Structure is essential when bringing people together as a group.
With more than 100 company-wide employee resource groups striving to help leverage diversity, promote inclusion and build a sense of community, Toyota’s network of Business Partnering Groups (BPGs) is no exception. Cohesion is imperative.
In recent years, as several of the BPGs have grown, Toyota has made the decision to create a North American Advisory Council (NAAC) for its largest BPGs to ensure alignment and consistency with the company’s goals and objectives as well as to support the many affinity groups across North America.
ToyotAbility is the most recent BPG to receive its own council. This growing group of 760+ members embraces employees and families with physical, invisible, temporary and permanent disabilities and those with neurodiversity. It aims to be a resource that supports Toyota’s commitment to advancing inclusivity and mobility for all.
Like the other large BPGs, ToyotAbility has been assigned its own group of NAAC leaders comprised of a team of representatives from diverse business units across the BPG. The NAAC leaders serve as diversity and inclusion advisors and help guide local BPGs to have a greater impact on the workplace, workforce, local communities and market.
“Having NAAC leadership for ToyotAbility is a huge accomplishment and will only continue to drive ToyotAbility’s mission in a bigger, broader way,” says Amanda Walter, chair of the ToyotAbility chapter located in Plano, Texas and senior analyst for Toyota Financial Services. “The NAAC is comprised of subject matter experts and key business stakeholders who can help drive change. They will support the ToyotAbility BPG to ensure alignment, working towards the same mission – Mobility and Respect for All. With the NAAC leadership, ToyotAbility won’t only be eight individual chapters, but a collective group of like-minded allies for the disability community.”
Why ToyotAbility Matters
Walter knows firsthand the challenges faced by those with a disability. Her husband, David Walter, also a Toyota team member, uses a wheelchair due to muscular dystrophy.
“I first got connected with ToyotAbility because of my husband and challenges that we’ve faced as a family in public,” says Walter. “Obviously you understand more once you’re exposed to those things. You see certain behavior and think ‘I wish we could do better.’ So that’s really what started my passion for this.”
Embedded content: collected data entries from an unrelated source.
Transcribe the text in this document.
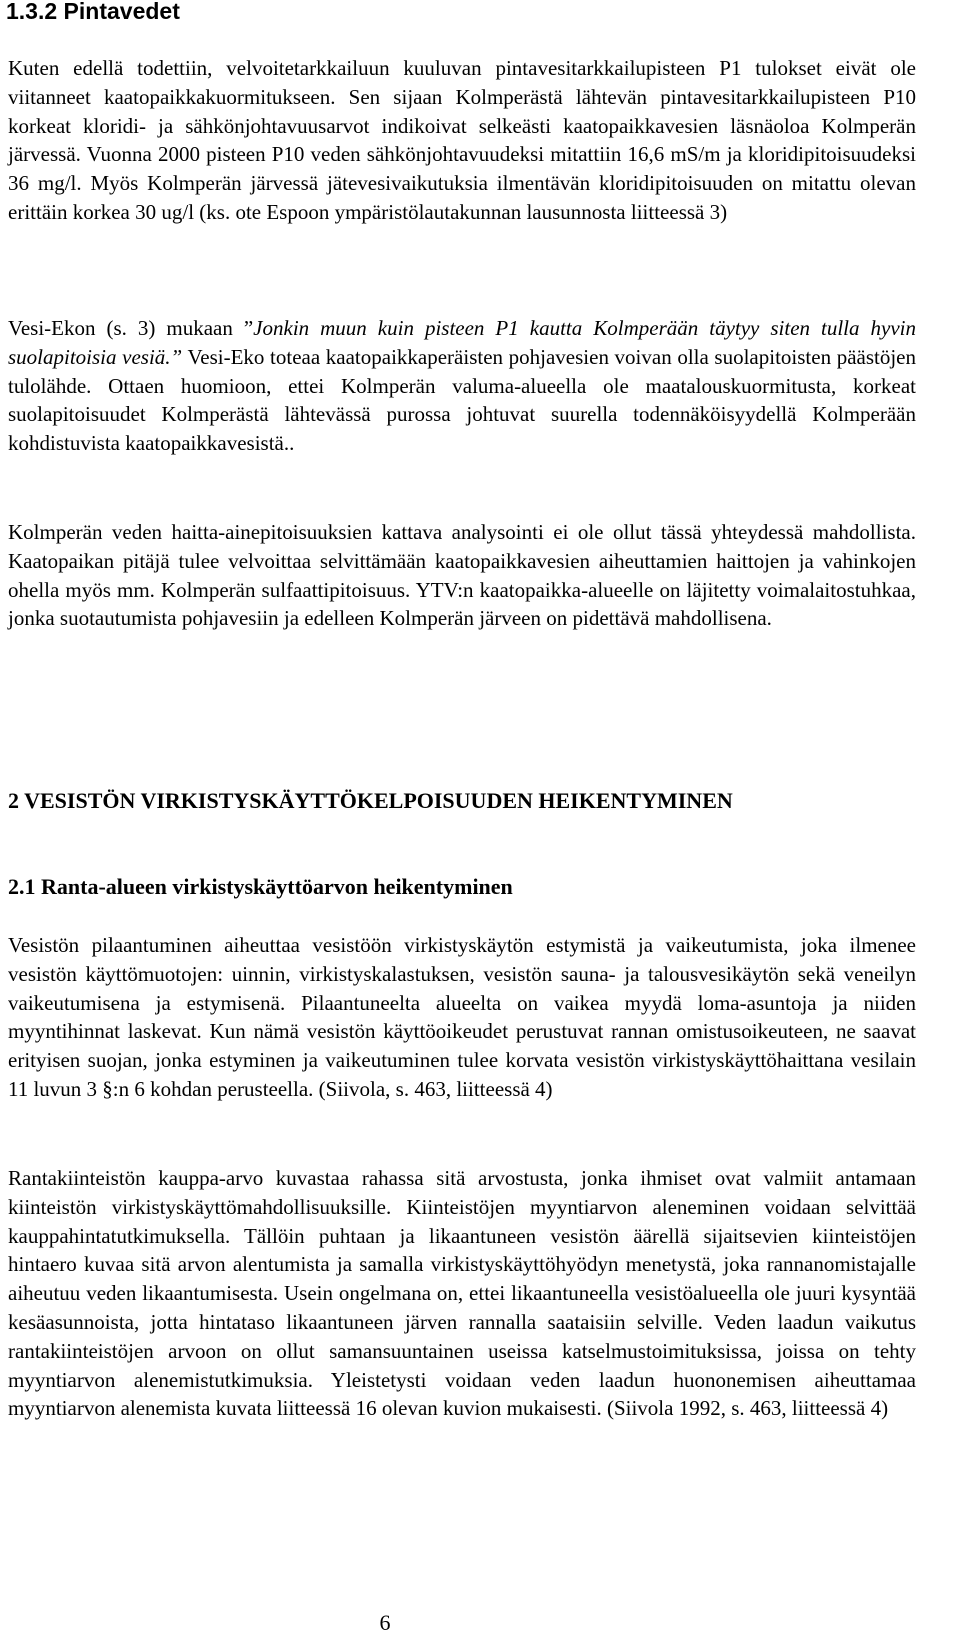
1.3.2 Pintavedet

Kuten edellä todettiin, velvoitetarkkailuun kuuluvan pintavesitarkkailupisteen P1 tulokset eivät ole viitanneet kaatopaikkakuormitukseen. Sen sijaan Kolmperästä lähtevän pintavesitarkkailupisteen P10 korkeat kloridi- ja sähkönjohtavuusarvot indikoivat selkeästi kaatopaikkavesien läsnäoloa Kolmperän järvessä. Vuonna 2000 pisteen P10 veden sähkönjohtavuudeksi mitattiin 16,6 mS/m ja kloridipitoisuudeksi 36 mg/l. Myös Kolmperän järvessä jätevesivaikutuksia ilmentävän kloridipitoisuuden on mitattu olevan erittäin korkea 30 ug/l (ks. ote Espoon ympäristölautakunnan lausunnosta liitteessä 3)

Vesi-Ekon (s. 3) mukaan ”Jonkin muun kuin pisteen P1 kautta Kolmperään täytyy siten tulla hyvin suolapitoisia vesiä.” Vesi-Eko toteaa kaatopaikkaperäisten pohjavesien voivan olla suolapitoisten päästöjen tulolähde. Ottaen huomioon, ettei Kolmperän valuma-alueella ole maatalouskuormitusta, korkeat suolapitoisuudet Kolmperästä lähtevässä purossa johtuvat suurella todennäköisyydellä Kolmperään kohdistuvista kaatopaikkavesistä..

Kolmperän veden haitta-ainepitoisuuksien kattava analysointi ei ole ollut tässä yhteydessä mahdollista. Kaatopaikan pitäjä tulee velvoittaa selvittämään kaatopaikkavesien aiheuttamien haittojen ja vahinkojen ohella myös mm. Kolmperän sulfaattipitoisuus. YTV:n kaatopaikka-alueelle on läjitetty voimalaitostuhkaa, jonka suotautumista pohjavesiin ja edelleen Kolmperän järveen on pidettävä mahdollisena.

2 VESISTÖN VIRKISTYSKÄYTTÖKELPOISUUDEN HEIKENTYMINEN
2.1 Ranta-alueen virkistyskäyttöarvon heikentyminen

Vesistön pilaantuminen aiheuttaa vesistöön virkistyskäytön estymistä ja vaikeutumista, joka ilmenee vesistön käyttömuotojen: uinnin, virkistyskalastuksen, vesistön sauna- ja talousvesikäytön sekä veneilyn vaikeutumisena ja estymisenä. Pilaantuneelta alueelta on vaikea myydä loma-asuntoja ja niiden myyntihinnat laskevat. Kun nämä vesistön käyttöoikeudet perustuvat rannan omistusoikeuteen, ne saavat erityisen suojan, jonka estyminen ja vaikeutuminen tulee korvata vesistön virkistyskäyttöhaittana vesilain 11 luvun 3 §:n 6 kohdan perusteella. (Siivola, s. 463, liitteessä 4)

Rantakiinteistön kauppa-arvo kuvastaa rahassa sitä arvostusta, jonka ihmiset ovat valmiit antamaan kiinteistön virkistyskäyttömahdollisuuksille. Kiinteistöjen myyntiarvon aleneminen voidaan selvittää kauppahintatutkimuksella. Tällöin puhtaan ja likaantuneen vesistön äärellä sijaitsevien kiinteistöjen hintaero kuvaa sitä arvon alentumista ja samalla virkistyskäyttöhyödyn menetystä, joka rannanomistajalle aiheutuu veden likaantumisesta. Usein ongelmana on, ettei likaantuneella vesistöalueella ole juuri kysyntää kesäasunnoista, jotta hintataso likaantuneen järven rannalla saataisiin selville. Veden laadun vaikutus rantakiinteistöjen arvoon on ollut samansuuntainen useissa katselmustoimituksissa, joissa on tehty myyntiarvon alenemistutkimuksia. Yleistetysti voidaan veden laadun huononemisen aiheuttamaa myyntiarvon alenemista kuvata liitteessä 16 olevan kuvion mukaisesti. (Siivola 1992, s. 463, liitteessä 4)

6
Walter, a mom to 4-year-old twins, joined ToyotAbility at Toyota HQ in Plano about four years ago when she moved to Texas from Kentucky. She was the group’s events chair for over a year but took over the role of chair last April.
“We provide resources to team members on what’s available within the company but also in the community,” she says. “We work with a lot of community partners that focus on this space as well. We’re an advocate and want to help the company be an employer of choice for people with disabilities.”
Working Together to Drive Mobility for All
ToyotAbility promotes action through its work with Autism Speaks, the National Organization on Disability, Texas Ramp Project (TRP) and many other nonprofits. For example, ToyotAbility and TRP volunteers have helped build 79 miles of wheelchair ramps for veterans.
ToyotAbility is also responsible for driving and supporting the company’s disability awareness and etiquette trainings as well as serving as a focus group for the company when it comes to considering the perspective of those with disabilities in product design and marketing.
David Walter, senior analyst in Advanced Planning Logistics & Projects, first joined ToyotAbility to become more engaged and to challenge himself in his pursuit for personal and professional growth. Being a part of ToyotAbility has empowered him to contribute and add value to the company outside of his core job function. He’s also had the opportunity to build relationships and create opportunities for himself that would not have happened otherwise.
“It’s been extremely rewarding, and I am grateful for my time with ToyotAbility and the work the team is doing to promote mobility awareness within the disability community,” says David Walter.
Fueling Growth and Development
Amanda Walter says she’s excited about the potential of ToyotAbility, including how much it’s grown in the U.S. and Canada.
“This year for the ToyotAbility HQ Chapter, we went back to the basics,” she says. “We clarified roles and responsibilities, created processes and really increased our number of events and activities. We’ve started engaging with other BPGs more and have seen an uptick in engagement from ToyotAbility team members. Because of all the hard work of dedicated team members and their passion to raise awareness and understanding of the disability community, this has led to an increase in the number of ToyotAbility chapters and ultimately the creation of a NAAC for ToyotAbility.”
Toyota Motor North America’s (TMNA) operations follow all current CDC and OSHA guidelines. Some of the images included in this story were captured prior to the COVID-19 pandemic.